10.20
火傷をしたのでありました。
水ぶくれができておりますです。
沸騰した薬缶に触れたためでありました。
こんな場所に……と、その火傷をした部分に注目するのが、この稼業の業とでもいうのでありましょうか。
薬指の第一関節。
薬指というのは、太陽丘に根差す指であり、したがって解釈は、太陽丘の意味を吟味するコトになりますです。

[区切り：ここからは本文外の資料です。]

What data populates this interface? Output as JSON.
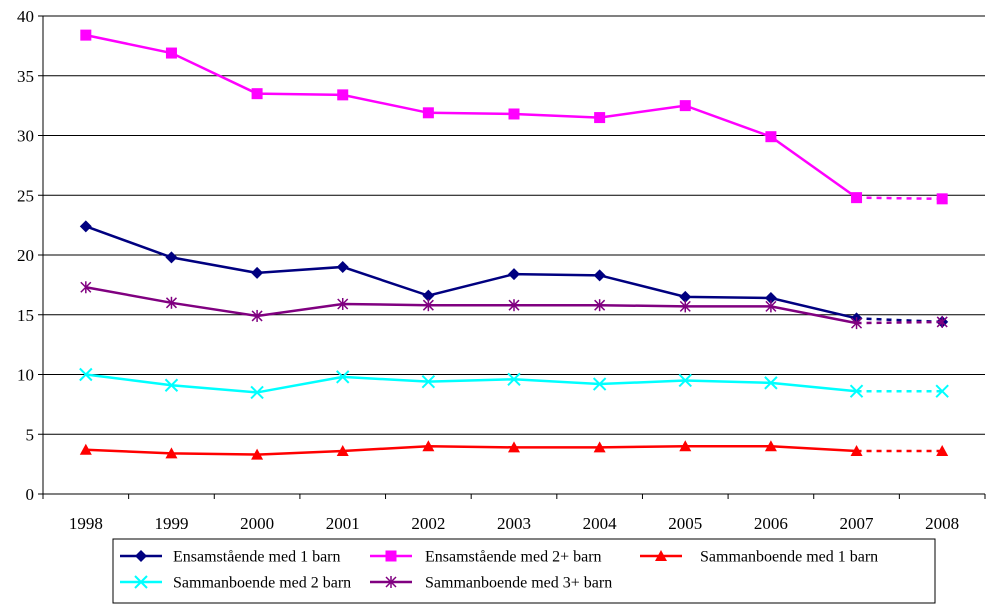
{
  "chart_data": {
    "type": "line",
    "title": "",
    "xlabel": "",
    "ylabel": "",
    "categories": [
      "1998",
      "1999",
      "2000",
      "2001",
      "2002",
      "2003",
      "2004",
      "2005",
      "2006",
      "2007",
      "2008"
    ],
    "ylim": [
      0,
      40
    ],
    "yticks": [
      "0",
      "5",
      "10",
      "15",
      "20",
      "25",
      "30",
      "35",
      "40"
    ],
    "grid": "horizontal",
    "legend_position": "bottom",
    "projection_note_categories": [
      "2007",
      "2008"
    ],
    "series": [
      {
        "name": "Ensamstående med 1 barn",
        "color": "#000080",
        "marker": "diamond",
        "values": [
          22.4,
          19.8,
          18.5,
          19.0,
          16.6,
          18.4,
          18.3,
          16.5,
          16.4,
          14.7,
          14.4
        ]
      },
      {
        "name": "Ensamstående med 2+ barn",
        "color": "#FF00FF",
        "marker": "square",
        "values": [
          38.4,
          36.9,
          33.5,
          33.4,
          31.9,
          31.8,
          31.5,
          32.5,
          29.9,
          24.8,
          24.7
        ]
      },
      {
        "name": "Sammanboende med 1 barn",
        "color": "#FF0000",
        "marker": "triangle",
        "values": [
          3.7,
          3.4,
          3.3,
          3.6,
          4.0,
          3.9,
          3.9,
          4.0,
          4.0,
          3.6,
          3.6
        ]
      },
      {
        "name": "Sammanboende med 2 barn",
        "color": "#00FFFF",
        "marker": "x",
        "values": [
          10.0,
          9.1,
          8.5,
          9.8,
          9.4,
          9.6,
          9.2,
          9.5,
          9.3,
          8.6,
          8.6
        ]
      },
      {
        "name": "Sammanboende med 3+ barn",
        "color": "#800080",
        "marker": "star",
        "values": [
          17.3,
          16.0,
          14.9,
          15.9,
          15.8,
          15.8,
          15.8,
          15.7,
          15.7,
          14.3,
          14.4
        ]
      }
    ]
  }
}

さすれば芸術と富、人気について何やら変化があるのかもしれず、火傷はその予兆と判断できまする。
これは手相の古い原書であります。
「手相のお勉強」というタイトル。
ちと古い例なのでありますが、手相のすべてが記されているので、重宝しておりますです。
暇をみつけて訳しておりました。
とつぜんにフランス語で書かれたりしておりまして、翻訳には手間がかかりました。
どの出版社からもオファーはございませぬ。
教えていないからかもしれませんけど。
さてさて、薬指の第一関節は……。
なになに、第三関節、つまり手のひらに近い部分は、
「この部分が長いほど幸運や成功を暗示する」
ちがう、第一関節が問題なのであります。
「第二関節が、肥大していると実利的な芸術で成功します」
ちがう、知りたいのは第一関節だでば。
「第一関節が……」
そう、コレでありますです。
「この部分が普通以上に長いと、芸術や美術の分野で高尚さを表します」
ちと知りたいこととは違いますです。
「また、肥大した指頭になっていると官能的な傾向があらわれ、肉欲の強い人です」
指頭ではありませぬが、水ぶくれで、一時的に肥大しているといえば、それに準じるかもしれませぬ。
いや、ソレに相違ありませんでしょう。
じじつ、ちと、そういう気分であることは否定しきれませぬ。
が、火傷はキズでありますから、その肉欲が危険サインということになりますです。
つまり女難の相。
アブナイ、アブナイ。
今日明日はおとなしく仕事をするに限るのでありますです。
火傷ひとつで、ずいぶんと楽しめましたのでありますです。